Since we are finding the inflation point of\(f\left( x \right)\), which are zeros of the\(f''\left( x \right)\)

Therefore, for finding the inflection point of\(f\left( x \right)\)we need to find the roots of\(f''\left( x \right)\)using Newton’s method.

\(f''\left( x \right) = 4x\cos x + \left( {2 - {x^2}} \right)\sin x\)

\(\begin{aligned}{l}f'''\left( x \right) &= \frac{d}{{dx}}\left( {4x\cos x + \left( {2 - {x^2}} \right)\sin x} \right)\\f'''\left( x \right) &= 4\cos x + 4x\left( { - \sin x} \right) + \left( { - 2x\sin x + \left( {2 - {x^2}} \right)} \right)\\f'''\left( x \right) &= \left( {6 - {x^2}} \right)\cos x - 6x\sin x\end{aligned}\)

Newton’s formula:

\({x_{n + 1}} = {x_n} - \frac{{f\left( {{x_n}} \right)}}{{f'\left( {{x_n}} \right)}}\)

Since we are finding the roots of\(f''\left( x \right)\).

Therefore, the formula will be:

\({x_{n + 1}} = {x_n} - \frac{{f''\left( {{x_n}} \right)}}{{f'''\left( {{x_n}} \right)}}\)

The graph for \(f\left( x \right)\)and \(f''\left( x \right)\) is given below:

From the graph, we can conclude that \(f''\left( x \right)\)has only one root in the interval\(\,0 \le x \le \pi \)which is close to 1.5,

Therefore, taking the initial approximation\({x_1} = 1.5\)

From Newton’s formula

\(\begin{aligned}{l}{x_2} &= {x_1} - \frac{{f''\left( {{x_1}} \right)}}{{f'''\left( {{x_1}} \right)}}\\{x_2} &= 1.5 - \frac{{f''\left( {1.5} \right)}}{{f'''\left( {1.5} \right)}}\\{x_2} &= 1.52009247\end{aligned}\)

Similarly,

\(\begin{aligned}{l}{x_4} &= 1.51985533 - \frac{{f''\left( {1.51985533} \right)}}{{f'''\left( {1.51985533} \right)}}\\{x_4} &= 1.51985530\end{aligned}\)

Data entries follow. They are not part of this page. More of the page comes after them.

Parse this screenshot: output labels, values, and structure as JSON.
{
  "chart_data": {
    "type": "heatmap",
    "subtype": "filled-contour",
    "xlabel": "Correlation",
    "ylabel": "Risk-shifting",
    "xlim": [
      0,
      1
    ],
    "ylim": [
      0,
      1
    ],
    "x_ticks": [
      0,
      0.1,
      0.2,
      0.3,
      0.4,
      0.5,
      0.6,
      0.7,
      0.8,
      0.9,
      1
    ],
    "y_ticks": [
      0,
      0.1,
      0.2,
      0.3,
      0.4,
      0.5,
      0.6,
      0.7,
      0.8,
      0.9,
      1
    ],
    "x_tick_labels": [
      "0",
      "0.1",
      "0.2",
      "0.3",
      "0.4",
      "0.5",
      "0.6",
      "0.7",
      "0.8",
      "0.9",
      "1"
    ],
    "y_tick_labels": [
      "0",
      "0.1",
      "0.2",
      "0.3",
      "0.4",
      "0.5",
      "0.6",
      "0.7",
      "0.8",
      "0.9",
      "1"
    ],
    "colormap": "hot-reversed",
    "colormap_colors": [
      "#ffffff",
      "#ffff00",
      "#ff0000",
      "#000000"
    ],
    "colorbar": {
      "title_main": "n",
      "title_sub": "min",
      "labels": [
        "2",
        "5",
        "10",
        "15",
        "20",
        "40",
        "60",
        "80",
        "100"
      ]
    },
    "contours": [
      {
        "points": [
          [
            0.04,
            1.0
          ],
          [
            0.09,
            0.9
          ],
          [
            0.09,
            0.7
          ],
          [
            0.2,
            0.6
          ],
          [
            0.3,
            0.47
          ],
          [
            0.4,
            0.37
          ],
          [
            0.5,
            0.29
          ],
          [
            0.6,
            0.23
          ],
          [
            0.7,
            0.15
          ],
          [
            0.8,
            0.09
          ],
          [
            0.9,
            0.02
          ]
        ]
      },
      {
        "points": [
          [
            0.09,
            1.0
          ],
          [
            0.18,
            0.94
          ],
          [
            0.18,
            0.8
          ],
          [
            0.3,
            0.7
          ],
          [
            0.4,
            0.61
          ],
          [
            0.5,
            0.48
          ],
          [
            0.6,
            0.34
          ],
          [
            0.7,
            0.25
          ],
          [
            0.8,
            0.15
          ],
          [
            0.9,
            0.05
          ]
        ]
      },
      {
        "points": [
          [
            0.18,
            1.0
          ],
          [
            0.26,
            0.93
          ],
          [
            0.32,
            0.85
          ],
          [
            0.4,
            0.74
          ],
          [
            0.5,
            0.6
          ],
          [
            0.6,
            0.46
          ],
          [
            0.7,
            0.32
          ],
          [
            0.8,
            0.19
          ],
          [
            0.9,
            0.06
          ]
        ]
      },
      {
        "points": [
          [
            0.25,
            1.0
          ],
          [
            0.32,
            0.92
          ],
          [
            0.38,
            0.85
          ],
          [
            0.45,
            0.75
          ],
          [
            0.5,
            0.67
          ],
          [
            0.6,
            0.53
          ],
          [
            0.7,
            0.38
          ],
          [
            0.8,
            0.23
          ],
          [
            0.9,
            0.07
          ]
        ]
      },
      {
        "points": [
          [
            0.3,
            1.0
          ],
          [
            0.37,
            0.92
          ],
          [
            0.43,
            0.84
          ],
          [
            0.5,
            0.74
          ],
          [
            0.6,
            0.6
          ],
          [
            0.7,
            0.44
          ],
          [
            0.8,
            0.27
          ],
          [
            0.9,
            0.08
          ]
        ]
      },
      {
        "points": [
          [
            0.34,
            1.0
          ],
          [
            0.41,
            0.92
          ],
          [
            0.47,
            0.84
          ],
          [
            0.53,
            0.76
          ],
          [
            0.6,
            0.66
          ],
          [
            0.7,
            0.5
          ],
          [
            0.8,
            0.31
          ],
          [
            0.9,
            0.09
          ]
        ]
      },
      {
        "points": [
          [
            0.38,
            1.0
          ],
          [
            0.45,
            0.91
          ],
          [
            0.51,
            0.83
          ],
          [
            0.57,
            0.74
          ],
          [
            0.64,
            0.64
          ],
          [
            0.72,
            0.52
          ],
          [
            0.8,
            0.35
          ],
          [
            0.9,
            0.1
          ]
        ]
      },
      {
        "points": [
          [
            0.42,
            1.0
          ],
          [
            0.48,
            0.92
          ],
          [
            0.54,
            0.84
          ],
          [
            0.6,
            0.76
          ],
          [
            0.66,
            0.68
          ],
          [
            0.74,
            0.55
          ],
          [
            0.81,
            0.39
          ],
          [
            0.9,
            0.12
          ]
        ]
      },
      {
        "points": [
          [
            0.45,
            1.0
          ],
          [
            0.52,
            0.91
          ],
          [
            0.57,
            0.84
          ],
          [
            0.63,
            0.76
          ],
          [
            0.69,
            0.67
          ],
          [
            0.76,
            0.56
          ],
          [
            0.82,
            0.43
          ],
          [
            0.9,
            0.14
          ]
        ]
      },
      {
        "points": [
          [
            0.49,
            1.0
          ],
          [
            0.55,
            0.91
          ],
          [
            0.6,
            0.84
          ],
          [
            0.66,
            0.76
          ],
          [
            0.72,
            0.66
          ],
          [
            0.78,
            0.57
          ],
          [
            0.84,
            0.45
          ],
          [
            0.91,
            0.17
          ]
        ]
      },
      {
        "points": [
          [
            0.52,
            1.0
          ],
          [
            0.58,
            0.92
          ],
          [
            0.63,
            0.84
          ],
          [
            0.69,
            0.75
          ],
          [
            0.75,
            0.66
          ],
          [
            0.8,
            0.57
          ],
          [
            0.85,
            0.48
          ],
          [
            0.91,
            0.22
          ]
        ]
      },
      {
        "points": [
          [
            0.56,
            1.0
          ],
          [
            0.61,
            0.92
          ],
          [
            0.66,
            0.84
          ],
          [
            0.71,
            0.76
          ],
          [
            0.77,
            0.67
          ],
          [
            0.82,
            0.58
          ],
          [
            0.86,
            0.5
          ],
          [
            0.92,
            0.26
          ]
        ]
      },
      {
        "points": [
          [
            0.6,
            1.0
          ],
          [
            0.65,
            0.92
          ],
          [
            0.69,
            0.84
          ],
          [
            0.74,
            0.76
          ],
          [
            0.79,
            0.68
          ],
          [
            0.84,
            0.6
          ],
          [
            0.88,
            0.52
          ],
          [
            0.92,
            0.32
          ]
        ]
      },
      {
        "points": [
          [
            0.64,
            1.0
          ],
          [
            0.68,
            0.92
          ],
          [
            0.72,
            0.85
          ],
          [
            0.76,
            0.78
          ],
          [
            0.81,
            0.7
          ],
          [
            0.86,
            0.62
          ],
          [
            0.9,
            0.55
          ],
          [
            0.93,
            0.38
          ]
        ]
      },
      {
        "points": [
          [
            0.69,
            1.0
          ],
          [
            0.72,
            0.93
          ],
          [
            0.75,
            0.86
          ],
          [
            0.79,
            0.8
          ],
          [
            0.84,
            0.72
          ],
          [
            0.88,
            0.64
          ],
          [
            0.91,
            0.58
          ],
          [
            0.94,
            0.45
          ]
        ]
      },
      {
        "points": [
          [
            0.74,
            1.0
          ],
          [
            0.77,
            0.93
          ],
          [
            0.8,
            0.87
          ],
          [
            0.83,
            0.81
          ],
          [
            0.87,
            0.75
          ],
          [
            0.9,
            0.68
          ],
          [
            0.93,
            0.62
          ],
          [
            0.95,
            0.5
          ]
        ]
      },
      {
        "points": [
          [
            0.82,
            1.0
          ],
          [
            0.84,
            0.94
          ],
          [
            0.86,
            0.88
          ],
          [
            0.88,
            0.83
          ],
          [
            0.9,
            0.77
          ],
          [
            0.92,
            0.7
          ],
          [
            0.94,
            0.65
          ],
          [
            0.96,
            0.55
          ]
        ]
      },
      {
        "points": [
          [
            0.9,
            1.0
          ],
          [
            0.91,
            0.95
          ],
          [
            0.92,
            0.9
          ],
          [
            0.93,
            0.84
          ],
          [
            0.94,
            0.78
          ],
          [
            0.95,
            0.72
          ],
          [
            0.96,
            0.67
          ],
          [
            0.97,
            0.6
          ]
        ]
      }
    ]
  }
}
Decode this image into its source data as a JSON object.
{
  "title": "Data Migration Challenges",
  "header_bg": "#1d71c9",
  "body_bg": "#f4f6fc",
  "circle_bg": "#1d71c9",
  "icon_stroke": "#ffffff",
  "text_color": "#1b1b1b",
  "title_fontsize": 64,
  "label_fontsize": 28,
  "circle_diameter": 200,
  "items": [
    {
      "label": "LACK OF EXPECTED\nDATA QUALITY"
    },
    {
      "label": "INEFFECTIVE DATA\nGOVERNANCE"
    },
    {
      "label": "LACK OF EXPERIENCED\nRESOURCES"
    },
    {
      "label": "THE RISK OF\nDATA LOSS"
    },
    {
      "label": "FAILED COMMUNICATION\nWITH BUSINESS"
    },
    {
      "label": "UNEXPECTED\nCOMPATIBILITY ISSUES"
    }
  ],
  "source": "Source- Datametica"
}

Since the first 6 digits are not changing so, no need for further calculations.

The root of \(f''\left( x \right)\)is\(x = 1.519855\).

For finding the value of function substituting\(x = 1.519855\)in \(f\left( x \right)\).

Hence, the inflection point of the curve is \(\left( {1.519855,\,\,2.306964} \right)\).